Y a-t-il une reconnaissance de vos efforts dans cette direction?
Naiken: De manière générale, on a un sentiment d'injustice: on a respecté la politique du maintien à domicile, de «quasi-hospitalisation» à domicile, on a respecté le virage ambulatoire. Si vous regardez la tranche d'âge des personnes qui viennent dans notre EMS, ils y viennent beaucoup plus tard que dans d’autres établissements: car derrière, il y a tout ce dispositif communautaire qu'on a mis en place. Et ça, malheureusement, c'est intangible. Ça ne semble pas se voir dans les tableaux Excel de la Direction de la santé. On invite les gens à vraiment regarder la réalité du terrain.
Donc certains critères devraient mieux être pris en compte dans l’évaluation menée par la DGS?

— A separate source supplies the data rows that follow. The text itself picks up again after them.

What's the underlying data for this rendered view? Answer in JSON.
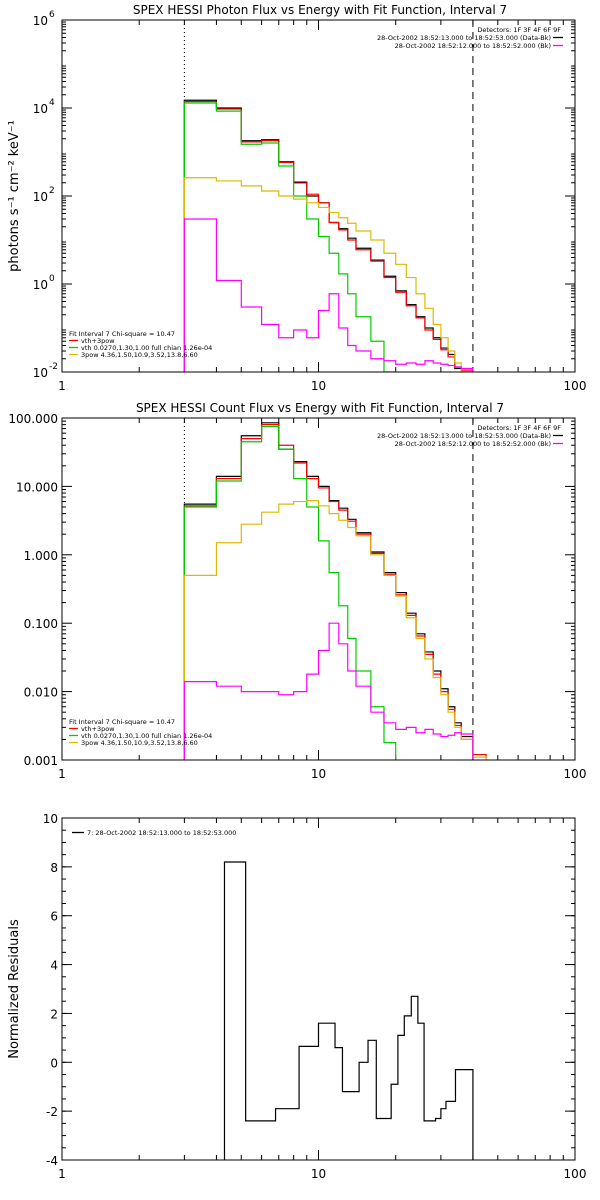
{
  "chart_data": [
    {
      "type": "line",
      "title": "SPEX HESSI Photon Flux vs Energy with Fit Function, Interval 7",
      "xlabel": "",
      "ylabel": "photons s⁻¹ cm⁻² keV⁻¹",
      "xscale": "log",
      "yscale": "log",
      "xlim": [
        1,
        100
      ],
      "ylim": [
        0.01,
        1000000
      ],
      "x_ticks": [
        {
          "v": 1,
          "label": "1"
        },
        {
          "v": 10,
          "label": "10"
        },
        {
          "v": 100,
          "label": "100"
        }
      ],
      "y_ticks": [
        {
          "v": 0.01,
          "label": "10",
          "exp": "-2"
        },
        {
          "v": 1,
          "label": "10",
          "exp": "0"
        },
        {
          "v": 100,
          "label": "10",
          "exp": "2"
        },
        {
          "v": 10000,
          "label": "10",
          "exp": "4"
        },
        {
          "v": 1000000,
          "label": "10",
          "exp": "6"
        }
      ],
      "vlines": [
        {
          "x": 3,
          "style": "dotted"
        },
        {
          "x": 40,
          "style": "dashed"
        }
      ],
      "legend_top_right": {
        "heading": "Detectors: 1F 3F 4F 6F 9F",
        "entries": [
          {
            "label": "28-Oct-2002 18:52:13.000 to 18:52:53.000 (Data-Bk)",
            "color": "#000000"
          },
          {
            "label": "28-Oct-2002 18:52:12.000 to 18:52:52.000 (Bk)",
            "color": "#ff00ff"
          }
        ]
      },
      "legend_bottom_left": {
        "heading": "Fit Interval 7   Chi-square = 10.47",
        "entries": [
          {
            "label": "vth+3pow",
            "color": "#ff0000"
          },
          {
            "label": "vth 0.0270,1.30,1.00  full chian 1.26e-04",
            "color": "#00cc00"
          },
          {
            "label": "3pow 4.36,1.50,10.9,3.52,13.8,6.60",
            "color": "#ddbb00"
          }
        ]
      },
      "series": [
        {
          "color": "#000000",
          "edges": [
            3,
            4,
            5,
            6,
            7,
            8,
            9,
            10,
            11,
            12,
            13,
            14,
            16,
            18,
            20,
            22,
            24,
            26,
            28,
            30,
            32,
            34,
            36,
            40
          ],
          "values": [
            15000,
            10000,
            1800,
            1900,
            600,
            200,
            100,
            70,
            25,
            18,
            11,
            6.5,
            3.5,
            1.5,
            0.7,
            0.34,
            0.18,
            0.1,
            0.06,
            0.035,
            0.025,
            0.012,
            0.01
          ]
        },
        {
          "color": "#ff0000",
          "edges": [
            3,
            4,
            5,
            6,
            7,
            8,
            9,
            10,
            11,
            12,
            13,
            14,
            16,
            18,
            20,
            22,
            24,
            26,
            28,
            30,
            32,
            34,
            36,
            40
          ],
          "values": [
            14000,
            9500,
            1700,
            1800,
            580,
            210,
            110,
            70,
            25,
            17,
            10,
            6,
            3.3,
            1.4,
            0.65,
            0.32,
            0.17,
            0.09,
            0.055,
            0.032,
            0.022,
            0.013,
            0.011
          ]
        },
        {
          "color": "#00cc00",
          "edges": [
            3,
            4,
            5,
            6,
            7,
            8,
            9,
            10,
            11,
            12,
            13,
            14,
            16,
            18,
            20
          ],
          "values": [
            13000,
            8500,
            1500,
            1600,
            480,
            100,
            30,
            12,
            5,
            1.7,
            0.6,
            0.18,
            0.05,
            0.01
          ]
        },
        {
          "color": "#ddbb00",
          "edges": [
            3,
            4,
            5,
            6,
            7,
            8,
            9,
            10,
            11,
            12,
            13,
            14,
            16,
            18,
            20,
            22,
            24,
            26,
            28,
            30,
            32,
            34,
            36,
            40
          ],
          "values": [
            260,
            220,
            170,
            130,
            100,
            85,
            70,
            55,
            42,
            32,
            24,
            16,
            10,
            5,
            2.8,
            1.4,
            0.6,
            0.28,
            0.12,
            0.06,
            0.03,
            0.016,
            0.01
          ]
        },
        {
          "color": "#ff00ff",
          "edges": [
            3,
            4,
            5,
            6,
            7,
            8,
            9,
            10,
            11,
            12,
            13,
            14,
            16,
            18,
            20,
            22,
            24,
            26,
            28,
            30,
            32,
            34,
            36,
            40
          ],
          "values": [
            30,
            1.2,
            0.3,
            0.12,
            0.06,
            0.09,
            0.06,
            0.25,
            0.6,
            0.1,
            0.04,
            0.03,
            0.02,
            0.018,
            0.015,
            0.016,
            0.015,
            0.018,
            0.016,
            0.015,
            0.014,
            0.013,
            0.012
          ]
        }
      ]
    },
    {
      "type": "line",
      "title": "SPEX HESSI Count Flux vs Energy with Fit Function, Interval 7",
      "xlabel": "",
      "ylabel": "",
      "xscale": "log",
      "yscale": "log",
      "xlim": [
        1,
        100
      ],
      "ylim": [
        0.001,
        100
      ],
      "x_ticks": [
        {
          "v": 1,
          "label": "1"
        },
        {
          "v": 10,
          "label": "10"
        },
        {
          "v": 100,
          "label": "100"
        }
      ],
      "y_ticks": [
        {
          "v": 0.001,
          "label": "0.001"
        },
        {
          "v": 0.01,
          "label": "0.010"
        },
        {
          "v": 0.1,
          "label": "0.100"
        },
        {
          "v": 1,
          "label": "1.000"
        },
        {
          "v": 10,
          "label": "10.000"
        },
        {
          "v": 100,
          "label": "100.000"
        }
      ],
      "vlines": [
        {
          "x": 3,
          "style": "dotted"
        },
        {
          "x": 40,
          "style": "dashed"
        }
      ],
      "legend_top_right": {
        "heading": "Detectors: 1F 3F 4F 6F 9F",
        "entries": [
          {
            "label": "28-Oct-2002 18:52:13.000 to 18:52:53.000 (Data-Bk)",
            "color": "#000000"
          },
          {
            "label": "28-Oct-2002 18:52:12.000 to 18:52:52.000 (Bk)",
            "color": "#ff00ff"
          }
        ]
      },
      "legend_bottom_left": {
        "heading": "Fit Interval 7   Chi-square = 10.47",
        "entries": [
          {
            "label": "vth+3pow",
            "color": "#ff0000"
          },
          {
            "label": "vth 0.0270,1.30,1.00  full chian 1.26e-04",
            "color": "#00cc00"
          },
          {
            "label": "3pow 4.36,1.50,10.9,3.52,13.8,6.60",
            "color": "#ddbb00"
          }
        ]
      },
      "series": [
        {
          "color": "#000000",
          "edges": [
            3,
            4,
            5,
            6,
            7,
            8,
            9,
            10,
            11,
            12,
            13,
            14,
            16,
            18,
            20,
            22,
            24,
            26,
            28,
            30,
            32,
            34,
            36,
            40
          ],
          "values": [
            5.5,
            14,
            55,
            85,
            35,
            23,
            14,
            10,
            6.2,
            4.8,
            3.3,
            2.1,
            1.1,
            0.55,
            0.28,
            0.14,
            0.07,
            0.038,
            0.02,
            0.011,
            0.006,
            0.0035,
            0.0022
          ]
        },
        {
          "color": "#ff0000",
          "edges": [
            3,
            4,
            5,
            6,
            7,
            8,
            9,
            10,
            11,
            12,
            13,
            14,
            16,
            18,
            20,
            22,
            24,
            26,
            28,
            30,
            32,
            34,
            36,
            40,
            45
          ],
          "values": [
            5.2,
            13,
            50,
            80,
            40,
            22,
            13,
            9.5,
            6,
            4.5,
            3.1,
            2,
            1.05,
            0.52,
            0.26,
            0.13,
            0.065,
            0.035,
            0.018,
            0.01,
            0.0055,
            0.0032,
            0.002,
            0.0012
          ]
        },
        {
          "color": "#00cc00",
          "edges": [
            3,
            4,
            5,
            6,
            7,
            8,
            9,
            10,
            11,
            12,
            13,
            14,
            16,
            18,
            20
          ],
          "values": [
            5,
            12,
            45,
            75,
            35,
            13,
            5,
            1.6,
            0.55,
            0.18,
            0.06,
            0.02,
            0.006,
            0.0018
          ]
        },
        {
          "color": "#ddbb00",
          "edges": [
            3,
            4,
            5,
            6,
            7,
            8,
            9,
            10,
            11,
            12,
            13,
            14,
            16,
            18,
            20,
            22,
            24,
            26,
            28,
            30,
            32,
            34,
            36,
            40,
            45
          ],
          "values": [
            0.5,
            1.5,
            2.8,
            4.2,
            5.5,
            6,
            6.2,
            5.2,
            4,
            3.2,
            2.5,
            1.9,
            1,
            0.5,
            0.25,
            0.12,
            0.06,
            0.03,
            0.016,
            0.009,
            0.005,
            0.003,
            0.002,
            0.0011
          ]
        },
        {
          "color": "#ff00ff",
          "edges": [
            3,
            4,
            5,
            6,
            7,
            8,
            9,
            10,
            11,
            12,
            13,
            14,
            16,
            18,
            20,
            22,
            24,
            26,
            28,
            30,
            32,
            34,
            36,
            40
          ],
          "values": [
            0.014,
            0.012,
            0.01,
            0.01,
            0.009,
            0.01,
            0.018,
            0.04,
            0.1,
            0.05,
            0.02,
            0.012,
            0.005,
            0.0035,
            0.0028,
            0.003,
            0.0025,
            0.0028,
            0.0024,
            0.0022,
            0.0023,
            0.0025,
            0.0024
          ]
        }
      ]
    },
    {
      "type": "line",
      "title": "",
      "xlabel": "",
      "ylabel": "Normalized Residuals",
      "xscale": "log",
      "yscale": "linear",
      "xlim": [
        1,
        100
      ],
      "ylim": [
        -4,
        10
      ],
      "x_ticks": [
        {
          "v": 1,
          "label": "1"
        },
        {
          "v": 10,
          "label": "10"
        },
        {
          "v": 100,
          "label": "100"
        }
      ],
      "y_ticks": [
        {
          "v": -4,
          "label": "-4"
        },
        {
          "v": -2,
          "label": "-2"
        },
        {
          "v": 0,
          "label": "0"
        },
        {
          "v": 2,
          "label": "2"
        },
        {
          "v": 4,
          "label": "4"
        },
        {
          "v": 6,
          "label": "6"
        },
        {
          "v": 8,
          "label": "8"
        },
        {
          "v": 10,
          "label": "10"
        }
      ],
      "legend_top_left": {
        "entries": [
          {
            "label": "7: 28-Oct-2002 18:52:13.000 to 18:52:53.000",
            "color": "#000000"
          }
        ]
      },
      "series": [
        {
          "color": "#000000",
          "edges": [
            4.3,
            5.2,
            6.0,
            6.8,
            7.6,
            8.4,
            9.2,
            10.0,
            10.8,
            11.6,
            12.4,
            13.2,
            14.4,
            15.6,
            16.8,
            18.0,
            19.2,
            20.4,
            21.6,
            23.0,
            24.4,
            25.8,
            27.2,
            28.6,
            30.0,
            31.4,
            32.8,
            34.2,
            35.6,
            37.0,
            38.4,
            40.0
          ],
          "values": [
            8.2,
            -2.4,
            -2.4,
            -1.9,
            -1.9,
            0.65,
            0.65,
            1.6,
            1.6,
            0.6,
            -1.2,
            -1.2,
            0.0,
            0.9,
            -2.3,
            -2.3,
            -0.9,
            1.1,
            1.9,
            2.7,
            1.6,
            -2.4,
            -2.4,
            -2.3,
            -1.9,
            -1.6,
            -1.6,
            -0.3,
            -0.3,
            -0.3,
            -0.3
          ]
        }
      ]
    }
  ]
}
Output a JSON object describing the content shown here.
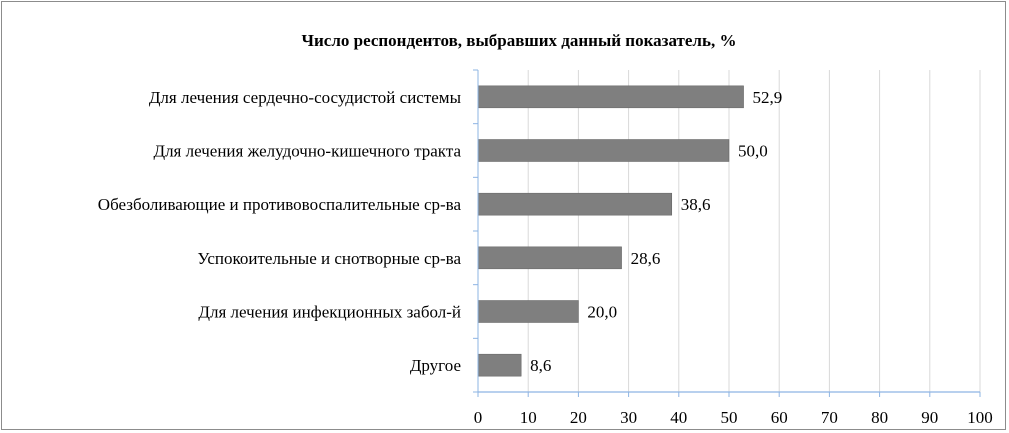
{
  "chart_data": {
    "type": "bar",
    "orientation": "horizontal",
    "title": "Число респондентов, выбравших данный показатель, %",
    "xlabel": "",
    "ylabel": "",
    "categories": [
      "Для лечения сердечно-сосудистой системы",
      "Для лечения желудочно-кишечного тракта",
      "Обезболивающие и противовоспалительные ср-ва",
      "Успокоительные и снотворные ср-ва",
      "Для лечения инфекционных забол-й",
      "Другое"
    ],
    "values": [
      52.9,
      50.0,
      38.6,
      28.6,
      20.0,
      8.6
    ],
    "value_labels": [
      "52,9",
      "50,0",
      "38,6",
      "28,6",
      "20,0",
      "8,6"
    ],
    "xlim": [
      0,
      100
    ],
    "xticks": [
      0,
      10,
      20,
      30,
      40,
      50,
      60,
      70,
      80,
      90,
      100
    ],
    "grid": true,
    "legend": "none",
    "bar_color": "#7f7f7f",
    "grid_color": "#d9d9d9",
    "axis_color": "#8eb4e3"
  }
}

Naiken: C'est évident. Une autre chose, c’est qu’on est géographiquement éloignés. La Vallée de Joux est à 45 minutes du prochain établissement hospitalier. L'hiver, on a des routes enneigées: sous ces conditions, les 45 minutes, vous ne le faites pas. Aujourd'hui, si je vous demande d'aller à Yverdon, vous prendrez deux heures à deux heures et demi dans les transports publics. Pour la population qui ne conduit pas, pour diverses raisons, c'est toute une organisation.
«La Vallée de Joux est à 45 minutes du prochain établissement hospitalier. L'hiver, on a des routes enneigées: sous ces conditions, les 45 minutes, vous ne le faites pas.»
On ne parle également pas assez du risque de renoncement aux soins dû à la distance. De moins en moins de personnes ont recours au dépistage colorectal ou au dépistage des cancers de la peau: car, pour eux, c'est toute une organisation. Par conséquent, avoir une structure de proximité s’avère essentiel.